Am 24. Juni blickte die ganze Welt gebannt auf die Rebellion der Wagner-Gruppe mit Jewgeni Prigoschin an der Spitze. Prigoschins »Marsch der Gerechtigkeit« wird als eine präventive Aktion gegen die Neutralisierung seiner Privatarmee dargestellt, welche Prigoschins Rivale, Verteidigungsminister Sergej Schoigu, geplant haben soll.
Kurz vor Moskau zieht Prigoschin seine Leute aber überraschend zurück. In die Geschichte wird diese Rebellion wohl als eine groteske Meuterei mitten im Ukraine-Krieg eingehen, die dem System Putin einen brutalen Schlag verpasste.
verräter Prigoschin wird in diesen Tagen von vielen Russen gefeiert. Die russische Propaganda verteufelt ihn hingegen als Verräter und bringt ihn mit ausländischen Feinden in Verbindung. Hinter Prigoschin vermutet man die USA, Großbritannien und möglicherweise »ein Land im Nahen Osten«, also Israel. Der jüdische Staat? Wer sonst!
Hinter Prigoschin vermutet man »ein Land im Nahen Osten«, also Israel.
Prigoschins jüdische Wurzeln sind in Russland ein offenes Geheimnis. Politische Gegner mit ultranationalistischem Hintergrund arbeiten sich fleißig an seiner Herkunft ab. Obschon »Vaterjude« Prigoschin seine Familiengeschichte nicht verheimlicht, scheint er keine jüdische Identität zu haben. Jedoch gehörte immerhin ein jüdisches Restaurant zu seinem Gastronomieunternehmen, das er in Sankt Petersburg aufgebaut hat.
Zerstörer In dieser Stadt kreuzten sich auch die Wege zweier Männer, die beinahe drei Jahrzehnte ein sehr enges Verhältnis hatten.

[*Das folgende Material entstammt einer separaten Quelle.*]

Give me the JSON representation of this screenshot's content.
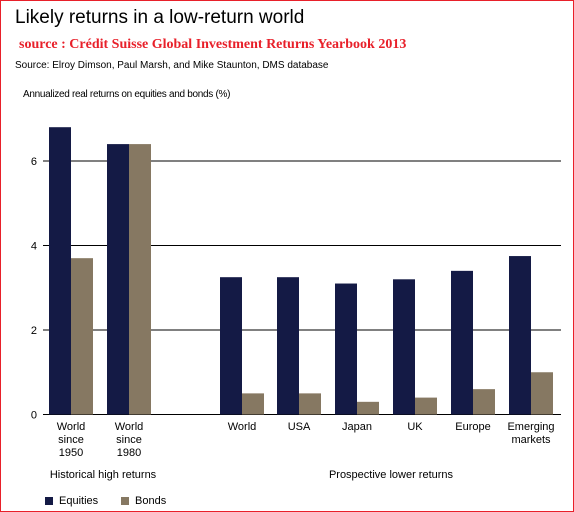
{
  "header": {
    "title": "Likely returns in a low-return world",
    "source": "source : Crédit Suisse Global Investment Returns Yearbook 2013",
    "credit": "Source: Elroy Dimson, Paul Marsh, and Mike Staunton, DMS database"
  },
  "colors": {
    "equities": "#141a45",
    "bonds": "#867862",
    "frame": "#e8202a"
  },
  "chart_data": {
    "type": "bar",
    "ylabel": "Annualized real returns on equities and bonds (%)",
    "ylim": [
      0,
      7
    ],
    "yticks": [
      0,
      2,
      4,
      6
    ],
    "grid": true,
    "legend_position": "bottom-left",
    "categories": [
      [
        "World",
        "since",
        "1950"
      ],
      [
        "World",
        "since",
        "1980"
      ],
      [
        "World"
      ],
      [
        "USA"
      ],
      [
        "Japan"
      ],
      [
        "UK"
      ],
      [
        "Europe"
      ],
      [
        "Emerging",
        "markets"
      ]
    ],
    "groups": [
      {
        "label": "Historical high returns",
        "categories": [
          0,
          1
        ]
      },
      {
        "label": "Prospective lower returns",
        "categories": [
          2,
          3,
          4,
          5,
          6,
          7
        ]
      }
    ],
    "series": [
      {
        "name": "Equities",
        "values": [
          6.8,
          6.4,
          3.25,
          3.25,
          3.1,
          3.2,
          3.4,
          3.75
        ]
      },
      {
        "name": "Bonds",
        "values": [
          3.7,
          6.4,
          0.5,
          0.5,
          0.3,
          0.4,
          0.6,
          1.0
        ]
      }
    ]
  }
}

Während der einstige KGB-Offizier Wladimir Putin eine rasante Karriere in der Petersburger Stadtverwaltung und später in Moskau machte, verdankte der frühere Kriminelle Prigoschin seinen Aufstieg nicht zuletzt dem mächtigen Patron.
In diesen Tagen lassen sich beide, Putin und Prigoschin, als »Russlands Retter« feiern. Retter sind sie jedoch beide nicht. Sie sind vielmehr Pest und Cholera der russischen Politik – die Zerstörer von Gegenwart und Zukunft dieses Landes.
Der Autor ist Historiker und lebt in Düsseldorf.